Garland, who oversees disciplinary policies, is accustomed to tackling such thorny questions. She came up with the idea for a text-in tip line after an e-mail-based tip line generated virtually no response.

Kids like to text, she figured, so that's how they might feel more comfortable communicating their concerns to her. It's also a means of getting information immediately, so that steps can be taken to diffuse situations before they spiral out of control.

"I think we should do anything we can to get kids to talk to us," she said.

"Anything that people can report to us will help us do our jobs better."

Garland is sensitive to some of the concerns that have been raised about anti-bullying campaigns. When it comes to showing videos or using other outsourced products, careful scrutiny must be given to the information and the message conveyed, she said.

Most important, she stressed, is the need to give students a meaningful context to absorb and understand the material. It's no good to simply show a film, she said; it should be part of a comprehensive program that includes effective follow-up and discussion to ensure that kids are taking away positive and helpful messages, and that they are made fully aware of ways they can find help.

Garland does not believe, however, that educators have the right to monitor all of students' online activities outside the school setting. That is the province of parents, she said, although schools can be strong advocates for teaching children responsible and appropriate uses of electronic media.

Bullying can ruin young lives. And while it's certainly possible that some of the anti-bullying efforts we've seen of late have been misguided or, worse, harmful, it's important that we don't use any missteps as an excuse to downplay the damage that bullying wreaks on children.

And it's not just kids that get hurt.
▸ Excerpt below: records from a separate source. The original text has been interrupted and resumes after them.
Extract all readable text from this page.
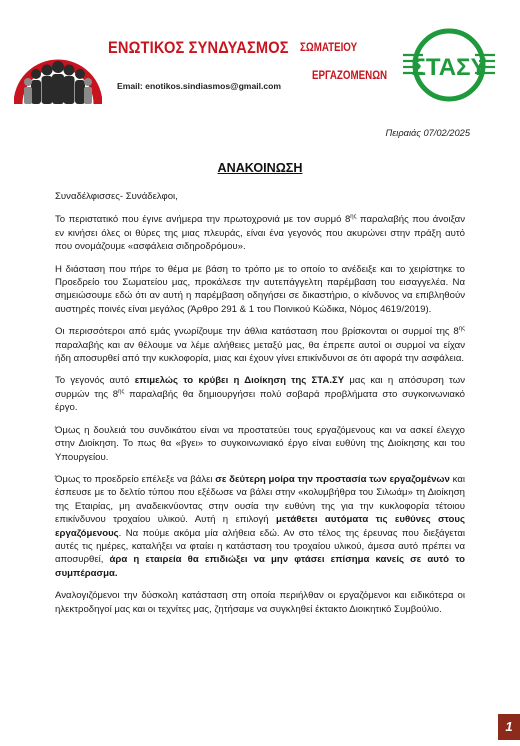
ΕΝΩΤΙΚΟΣ ΣΥΝΔΥΑΣΜΟΣ ΣΩΜΑΤΕΙΟΥ
ΕΡΓΑΖΟΜΕΝΩΝ
Email: enotikos.sindiasmos@gmail.com
ΣΤΑΣΥ
Πειραιάς 07/02/2025
ΑΝΑΚΟΙΝΩΣΗ

Συναδέλφισσες- Συνάδελφοι,

Το περιστατικό που έγινε ανήμερα την πρωτοχρονιά με τον συρμό $8^{\eta\varsigma}$ παραλαβής που άνοιξαν εν κινήσει όλες οι θύρες της μιας πλευράς, είναι ένα γεγονός που ακυρώνει στην πράξη αυτό που ονομάζουμε «ασφάλεια σιδηροδρόμου».

Η διάσταση που πήρε το θέμα με βάση το τρόπο με το οποίο το ανέδειξε και το χειρίστηκε το Προεδρείο του Σωματείου μας, προκάλεσε την αυτεπάγγελτη παρέμβαση του εισαγγελέα. Να σημειώσουμε εδώ ότι αν αυτή η παρέμβαση οδηγήσει σε δικαστήριο, ο κίνδυνος να επιβληθούν αυστηρές ποινές είναι μεγάλος (Άρθρο 291 & 1 του Ποινικού Κώδικα, Νόμος 4619/2019).

Οι περισσότεροι από εμάς γνωρίζουμε την άθλια κατάσταση που βρίσκονται οι συρμοί της $8^{\eta\varsigma}$ παραλαβής και αν θέλουμε να λέμε αλήθειες μεταξύ μας, θα έπρεπε αυτοί οι συρμοί να είχαν ήδη αποσυρθεί από την κυκλοφορία, μιας και έχουν γίνει επικίνδυνοι σε ότι αφορά την ασφάλεια.

Το γεγονός αυτό επιμελώς το κρύβει η Διοίκηση της ΣΤΑ.ΣΥ μας και η απόσυρση των συρμών της $8^{\eta\varsigma}$ παραλαβής θα δημιουργήσει πολύ σοβαρά προβλήματα στο συγκοινωνιακό έργο.

Όμως η δουλειά του συνδικάτου είναι να προστατεύει τους εργαζόμενους και να ασκεί έλεγχο στην Διοίκηση. Το πως θα «βγει» το συγκοινωνιακό έργο είναι ευθύνη της Διοίκησης και του Υπουργείου.

Όμως το προεδρείο επέλεξε να βάλει σε δεύτερη μοίρα την προστασία των εργαζομένων και έσπευσε με το δελτίο τύπου που εξέδωσε να βάλει στην «κολυμβήθρα του Σιλωάμ» τη Διοίκηση της Εταιρίας, μη αναδεικνύοντας στην ουσία την ευθύνη της για την κυκλοφορία τέτοιου επικίνδυνου τροχαίου υλικού. Αυτή η επιλογή μετάθετει αυτόματα τις ευθύνες στους εργαζόμενους. Να πούμε ακόμα μία αλήθεια εδώ. Αν στο τέλος της έρευνας που διεξάγεται αυτές τις ημέρες, καταλήξει να φταίει η κατάσταση του τροχαίου υλικού, άμεσα αυτό πρέπει να αποσυρθεί, άρα η εταιρεία θα επιδιώξει να μην φτάσει επίσημα κανείς σε αυτό το συμπέρασμα.

Αναλογιζόμενοι την δύσκολη κατάσταση στη οποία περιήλθαν οι εργαζόμενοι και ειδικότερα οι ηλεκτροδηγοί μας και οι τεχνίτες μας, ζητήσαμε να συγκληθεί έκτακτο Διοικητικό Συμβούλιο.

1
Bullying often continues throughout college and adult lives, and it's only now that we're finally beginning to recognize and understand the extent of such behavior and its consequences.

Just last week, for instance, the Miami Dolphins football organization suspended a player who allegedly harassed and bullied a teammate.

One could argue — and many have — that professional sports is a rough-and-tumble arena that requires thick skins to endure the hazing and locker-room taunts that are an inextricable part of that environment. Indeed, the team initially appeared reluctant to act on the charges of racist threats made by the player in question, dismissing the allegations as "speculation," before later issuing the suspension.

But that kind of denial and excuse-making needs to stop, and the fact that some light is now being shed into the insular, brutal world of football is a positive step.

Yes, it's possible to overreact, and great care needs to be taken to find the most effective and proactive means of discouraging bullying. But the greater danger lies in putting bullying back into the dark closet where it festered unnoticed by too many for too long.

PATRICE APODACA is a former Newport-Mesa public school parent and former Los Angeles Times staff writer. She lives in Newport Beach.